Lire aussi | Enfants et élections
Face à cette réalité, TM a récemment saisi par écrit les PP en compétition électorale en leur envoyant des lettres nominatives. Dans le communiqué de presse de TM, il est possible de lire : « Dans la perspective des élections du 23 septembre (2026), l’association invite ces partis à exprimer de manière explicite leur position sur trois thèmes préoccupant l’opinion publique marocaine et qui font partie du périmètre d’action de TM ». La première question adressée aux PP est : « Prévoyez-vous dans votre programme électoral l’engagement d’une action et, si oui, dans quel délai, pour réviser les dispositions des articles 3 et 7 de la loi 03-23, relative à la procédure pénale ? ».

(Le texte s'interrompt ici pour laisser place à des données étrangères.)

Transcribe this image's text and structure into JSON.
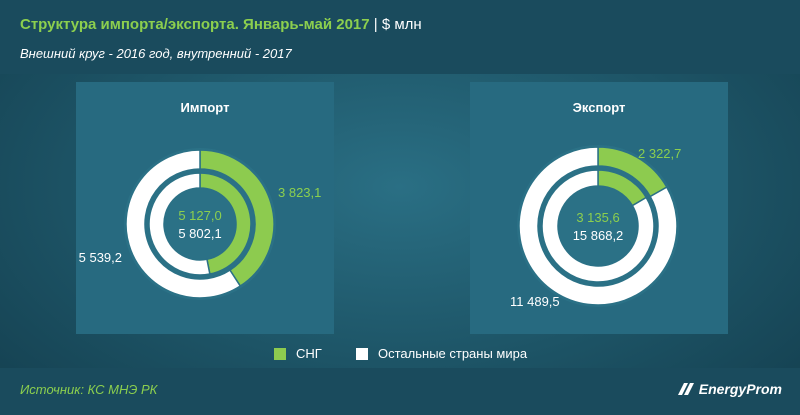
{
  "header": {
    "title": "Структура импорта/экспорта. Январь-май 2017",
    "title_unit": "| $ млн",
    "subtitle": "Внешний круг - 2016 год, внутренний - 2017"
  },
  "colors": {
    "cis": "#8dcb4f",
    "rest": "#ffffff",
    "accent": "#8ccf4e"
  },
  "chart_data": [
    {
      "type": "pie",
      "variant": "nested-donut",
      "title": "Импорт",
      "categories": [
        "СНГ",
        "Остальные страны мира"
      ],
      "series": [
        {
          "name": "2016",
          "ring": "outer",
          "values": [
            3823.1,
            5539.2
          ],
          "labels": [
            "3 823,1",
            "5 539,2"
          ]
        },
        {
          "name": "2017",
          "ring": "inner",
          "values": [
            5127.0,
            5802.1
          ],
          "labels": [
            "5 127,0",
            "5 802,1"
          ]
        }
      ]
    },
    {
      "type": "pie",
      "variant": "nested-donut",
      "title": "Экспорт",
      "categories": [
        "СНГ",
        "Остальные страны мира"
      ],
      "series": [
        {
          "name": "2016",
          "ring": "outer",
          "values": [
            2322.7,
            11489.5
          ],
          "labels": [
            "2 322,7",
            "11 489,5"
          ]
        },
        {
          "name": "2017",
          "ring": "inner",
          "values": [
            3135.6,
            15868.2
          ],
          "labels": [
            "3 135,6",
            "15 868,2"
          ]
        }
      ]
    }
  ],
  "legend": {
    "items": [
      {
        "label": "СНГ",
        "color": "#8dcb4f"
      },
      {
        "label": "Остальные страны мира",
        "color": "#ffffff"
      }
    ]
  },
  "footer": {
    "source": "Источник: КС МНЭ РК",
    "brand": "EnergyProm"
  }
}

Cette première question vise la révision des articles introduits par le gouvernement actuel dirigé par les « businessmen » et qui restreignent les prérogatives du ministère public, en matière de poursuites pénales liées à l’abus et au détournement de biens publics, tout en privant les associations concernées par la lutte contre la corruption et la promotion de la transparence dans la gestion des affaires publiques, des moyens et possibilités d’entamer une action judiciaire dans les cas de corruption.
Lire aussi | El Hassan Abyaba sur MFM Radio: «Le Maroc a besoin de politique, pas de machines électorales»
La deuxième question porte sur l’introduction d’un mécanisme juridique dans le code pénal et relatif à l’incrimination de l’enrichissement illicite, prouvé et étayé par un accroissement injustifié du patrimoine, tout en préservant le principe de la présomption d’innocence. Là aussi, il y a lieu de rappeler l’opposition du gouvernement actuel dirigé par les « businessmen » à ce projet d’incrimination. Néanmoins, le parti de l’Istiqlal, bien que faisant parti de ce gouvernement, a récemment déclaré sa position favorable et son intention d’intégrer cette mesure anti-corruption dans son programme électoral.
La troisième question de TM est relative au conflit d’intérêt qui est cruciale quant à la séparation entre le pouvoir économique et le pouvoir politique dont la confusion actuelle est l’une des principales caractéristiques consacrant la corruption dans sa dimension systémique. C’est même l’un des principaux obstacles à la mise en place de mécanismes institutionnels, opérationnels et effectifs, en matière de reddition des comptes, sans lesquels il n’est guère possible de restaurer/instaurer la confiance des citoyens dans les institutions officielles en place, à commencer par le Parlement et le Gouvernement issus des élections.
Lire aussi | Saloua Zerhouni : «Les jeunes prennent leurs distances avec le processus électoral»
A travers cette démarche, TM met les PP le dos au mur. En effet, cette ONG s’est engagée dans son communiqué de presse à publier les réponses (et l’absence de réponse) des PP destinataires des lettres envoyées et comprenant les trois questions citées. Et il ne s’agira pas seulement de « déclarations de bonnes intentions ». Ladite ONG s’engage aussi à mettre en place, après les élections, un mécanisme de veille et de suivi, dédié spécialement à l’observation des mesures anti-corruption prises éventuellement par le nouveau gouvernement et adoptées par le nouveau Parlement, avec une publication périodique de leur mise en œuvre en termes d’actions et de réalisations effectives (ou de l’absence d’actions/réalisations).